Zayar Times
- Native name: ဇေယျာတိုင်း(မ်)
- Type: News agency
- Industry: Mass media
- Founded: September 2020; 6 years ago
- Headquarters: Sagaing, Myanmar
- Area served: Sagaing Region, Myanmar
- Products: News, Digital media

= Zayar Times =

News agency in Myanmar

Zayar Times (ဇေယျာတိုင်း(မ်)) is a local news agency based in Sagaing, Myanmar. The outlet primarily focuses on reporting regional news, investigative journalism, and local events within the Sagaing Region.

== History and suppression ==

Zayar Times was founded in September 2020, initially operating as a local news provider based in Sagaing, Myanmar, with a primary focus on regional news within the Sagaing Region. On July 1, 2021, the State Administration Council (SAC) officially revoked the media license of Zayar Times as part of a broader crackdown on independent press in the country. Prior to the closure, several members of its editorial and reporting staff were targeted with legal actions under Section 505(a) of the Penal Code.

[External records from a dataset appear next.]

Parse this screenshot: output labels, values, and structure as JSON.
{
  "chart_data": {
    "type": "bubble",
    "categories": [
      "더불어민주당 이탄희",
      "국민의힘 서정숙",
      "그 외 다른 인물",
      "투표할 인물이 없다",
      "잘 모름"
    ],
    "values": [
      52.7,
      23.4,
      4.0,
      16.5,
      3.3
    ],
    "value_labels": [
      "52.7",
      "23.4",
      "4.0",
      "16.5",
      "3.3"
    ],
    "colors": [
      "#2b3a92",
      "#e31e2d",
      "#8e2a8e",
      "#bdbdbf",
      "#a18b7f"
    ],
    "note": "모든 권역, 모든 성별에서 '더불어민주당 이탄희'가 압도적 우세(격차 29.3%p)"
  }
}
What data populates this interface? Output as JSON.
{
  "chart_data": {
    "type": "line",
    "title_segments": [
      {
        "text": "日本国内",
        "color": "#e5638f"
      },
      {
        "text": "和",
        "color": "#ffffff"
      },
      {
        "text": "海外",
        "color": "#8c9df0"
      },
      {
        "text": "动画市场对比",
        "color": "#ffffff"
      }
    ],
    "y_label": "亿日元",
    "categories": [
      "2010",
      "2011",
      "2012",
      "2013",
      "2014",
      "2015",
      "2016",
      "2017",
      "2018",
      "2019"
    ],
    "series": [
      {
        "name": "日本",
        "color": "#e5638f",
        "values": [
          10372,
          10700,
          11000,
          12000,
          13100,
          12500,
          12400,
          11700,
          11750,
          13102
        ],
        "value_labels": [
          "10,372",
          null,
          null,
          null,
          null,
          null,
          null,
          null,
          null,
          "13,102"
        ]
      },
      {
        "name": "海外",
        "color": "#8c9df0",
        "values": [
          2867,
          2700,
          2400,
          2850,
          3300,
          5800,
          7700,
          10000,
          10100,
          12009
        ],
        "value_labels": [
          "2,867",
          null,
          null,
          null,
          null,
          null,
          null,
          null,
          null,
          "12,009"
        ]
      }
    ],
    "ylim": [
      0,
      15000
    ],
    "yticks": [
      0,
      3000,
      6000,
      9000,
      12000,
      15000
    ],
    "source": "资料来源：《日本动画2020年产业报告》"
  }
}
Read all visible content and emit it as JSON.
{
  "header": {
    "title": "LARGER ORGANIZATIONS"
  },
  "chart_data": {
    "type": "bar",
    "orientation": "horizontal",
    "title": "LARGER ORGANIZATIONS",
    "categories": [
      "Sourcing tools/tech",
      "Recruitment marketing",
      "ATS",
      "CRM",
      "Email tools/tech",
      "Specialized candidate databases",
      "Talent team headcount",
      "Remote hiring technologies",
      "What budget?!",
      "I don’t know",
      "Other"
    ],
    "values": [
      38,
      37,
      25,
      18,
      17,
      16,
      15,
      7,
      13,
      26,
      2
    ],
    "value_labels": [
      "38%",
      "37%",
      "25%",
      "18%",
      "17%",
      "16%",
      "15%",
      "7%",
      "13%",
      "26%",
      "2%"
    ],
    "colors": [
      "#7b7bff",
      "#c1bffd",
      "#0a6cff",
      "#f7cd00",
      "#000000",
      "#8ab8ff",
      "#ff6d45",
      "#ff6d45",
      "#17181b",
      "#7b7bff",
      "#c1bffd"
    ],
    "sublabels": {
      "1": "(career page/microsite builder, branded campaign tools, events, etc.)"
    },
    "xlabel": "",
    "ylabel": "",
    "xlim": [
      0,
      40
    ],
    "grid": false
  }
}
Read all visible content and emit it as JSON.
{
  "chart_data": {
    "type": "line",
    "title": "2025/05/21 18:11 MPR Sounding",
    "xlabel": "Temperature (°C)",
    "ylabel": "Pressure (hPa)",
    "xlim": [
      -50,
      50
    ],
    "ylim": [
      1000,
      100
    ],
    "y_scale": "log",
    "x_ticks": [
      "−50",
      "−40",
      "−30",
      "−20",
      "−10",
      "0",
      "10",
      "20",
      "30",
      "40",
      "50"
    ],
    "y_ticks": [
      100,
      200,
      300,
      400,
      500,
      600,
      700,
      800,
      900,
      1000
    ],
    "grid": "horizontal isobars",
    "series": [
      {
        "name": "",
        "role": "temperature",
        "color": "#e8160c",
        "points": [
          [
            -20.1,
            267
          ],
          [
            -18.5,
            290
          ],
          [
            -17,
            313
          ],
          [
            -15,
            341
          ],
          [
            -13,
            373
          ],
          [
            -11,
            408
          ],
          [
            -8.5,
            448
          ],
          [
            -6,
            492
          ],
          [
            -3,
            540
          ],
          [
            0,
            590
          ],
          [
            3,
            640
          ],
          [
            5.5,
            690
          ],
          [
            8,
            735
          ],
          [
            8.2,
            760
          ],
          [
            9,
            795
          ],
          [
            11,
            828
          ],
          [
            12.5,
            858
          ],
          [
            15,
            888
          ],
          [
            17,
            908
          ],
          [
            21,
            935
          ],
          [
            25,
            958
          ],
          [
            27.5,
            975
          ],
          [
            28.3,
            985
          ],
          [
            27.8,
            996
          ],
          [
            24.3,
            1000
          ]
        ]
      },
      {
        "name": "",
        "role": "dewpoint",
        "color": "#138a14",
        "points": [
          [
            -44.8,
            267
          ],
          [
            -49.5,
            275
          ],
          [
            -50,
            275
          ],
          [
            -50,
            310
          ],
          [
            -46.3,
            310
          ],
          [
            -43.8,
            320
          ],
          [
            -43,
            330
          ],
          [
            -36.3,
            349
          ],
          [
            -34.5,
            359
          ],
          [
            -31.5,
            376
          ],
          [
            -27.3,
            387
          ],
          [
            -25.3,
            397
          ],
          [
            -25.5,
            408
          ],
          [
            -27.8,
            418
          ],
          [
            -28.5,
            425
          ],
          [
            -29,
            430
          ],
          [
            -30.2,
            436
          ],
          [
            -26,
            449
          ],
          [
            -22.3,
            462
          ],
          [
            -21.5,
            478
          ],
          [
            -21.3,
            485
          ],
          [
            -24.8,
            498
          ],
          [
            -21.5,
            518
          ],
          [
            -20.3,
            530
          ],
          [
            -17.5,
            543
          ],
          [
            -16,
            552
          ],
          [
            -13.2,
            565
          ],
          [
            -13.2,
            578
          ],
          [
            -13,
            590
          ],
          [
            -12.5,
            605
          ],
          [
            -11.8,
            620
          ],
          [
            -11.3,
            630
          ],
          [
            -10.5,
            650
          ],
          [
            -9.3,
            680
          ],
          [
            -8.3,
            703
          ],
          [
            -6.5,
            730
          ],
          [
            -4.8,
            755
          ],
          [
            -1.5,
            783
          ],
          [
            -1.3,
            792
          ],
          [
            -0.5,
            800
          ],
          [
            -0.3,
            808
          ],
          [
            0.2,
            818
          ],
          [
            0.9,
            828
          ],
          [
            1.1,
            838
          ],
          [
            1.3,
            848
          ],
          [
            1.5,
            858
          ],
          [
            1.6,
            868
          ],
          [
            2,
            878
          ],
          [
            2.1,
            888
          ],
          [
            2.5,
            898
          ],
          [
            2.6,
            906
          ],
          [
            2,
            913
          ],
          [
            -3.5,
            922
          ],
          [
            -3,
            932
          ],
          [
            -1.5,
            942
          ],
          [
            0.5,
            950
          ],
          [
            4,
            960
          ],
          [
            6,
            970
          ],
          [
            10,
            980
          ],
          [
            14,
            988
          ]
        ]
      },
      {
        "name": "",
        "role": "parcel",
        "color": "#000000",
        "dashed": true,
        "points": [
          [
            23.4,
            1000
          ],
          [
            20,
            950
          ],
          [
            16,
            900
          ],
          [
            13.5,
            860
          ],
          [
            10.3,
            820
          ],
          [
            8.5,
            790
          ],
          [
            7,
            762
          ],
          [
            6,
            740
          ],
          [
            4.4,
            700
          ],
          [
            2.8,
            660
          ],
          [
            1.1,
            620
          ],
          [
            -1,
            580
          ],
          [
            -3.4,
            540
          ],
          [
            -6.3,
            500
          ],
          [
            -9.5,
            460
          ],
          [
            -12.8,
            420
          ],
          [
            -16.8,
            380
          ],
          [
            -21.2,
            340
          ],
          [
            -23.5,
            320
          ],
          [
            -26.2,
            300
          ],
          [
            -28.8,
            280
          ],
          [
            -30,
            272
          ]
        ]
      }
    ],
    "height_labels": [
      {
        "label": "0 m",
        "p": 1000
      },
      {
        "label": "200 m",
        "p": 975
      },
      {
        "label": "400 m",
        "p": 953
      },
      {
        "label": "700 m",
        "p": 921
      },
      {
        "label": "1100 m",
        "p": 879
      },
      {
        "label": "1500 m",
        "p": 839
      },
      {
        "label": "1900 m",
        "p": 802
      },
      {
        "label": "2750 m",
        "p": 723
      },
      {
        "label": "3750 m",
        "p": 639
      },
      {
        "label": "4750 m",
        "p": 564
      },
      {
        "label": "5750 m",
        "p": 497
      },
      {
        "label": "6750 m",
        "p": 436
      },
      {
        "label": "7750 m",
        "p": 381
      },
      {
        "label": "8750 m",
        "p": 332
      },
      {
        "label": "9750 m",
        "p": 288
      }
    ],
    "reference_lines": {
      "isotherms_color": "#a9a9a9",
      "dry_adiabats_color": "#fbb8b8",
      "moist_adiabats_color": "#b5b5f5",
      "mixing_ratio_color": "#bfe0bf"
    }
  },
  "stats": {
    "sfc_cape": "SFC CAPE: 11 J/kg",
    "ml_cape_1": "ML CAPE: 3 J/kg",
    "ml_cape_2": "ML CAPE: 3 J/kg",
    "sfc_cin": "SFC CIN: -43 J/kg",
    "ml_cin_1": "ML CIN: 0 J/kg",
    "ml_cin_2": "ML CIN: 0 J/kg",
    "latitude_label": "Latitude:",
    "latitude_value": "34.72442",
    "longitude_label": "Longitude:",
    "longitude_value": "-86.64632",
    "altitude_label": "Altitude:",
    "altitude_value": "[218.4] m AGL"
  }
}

=== Legal incidents and imprisonments ===
Following the 2021 Myanmar coup d'état, two key members of the agency were arrested and later sentenced to prison:

- Myat Nyein (also known as Myint Myat Aung): A reporter for Zayar Times, he was arrested at his home in Sagaing in June 2021.

- Pyay Phyo Aung: A member of the editorial team, he was arrested in October 2021 while serving as a Buddhist monk.

In January 2022, shortly after the agency's official closure, both Myat Nyein and Pyay Phyo Aung were sentenced to two years in prison each under Section 505(a) of the Penal Code for their reporting activities.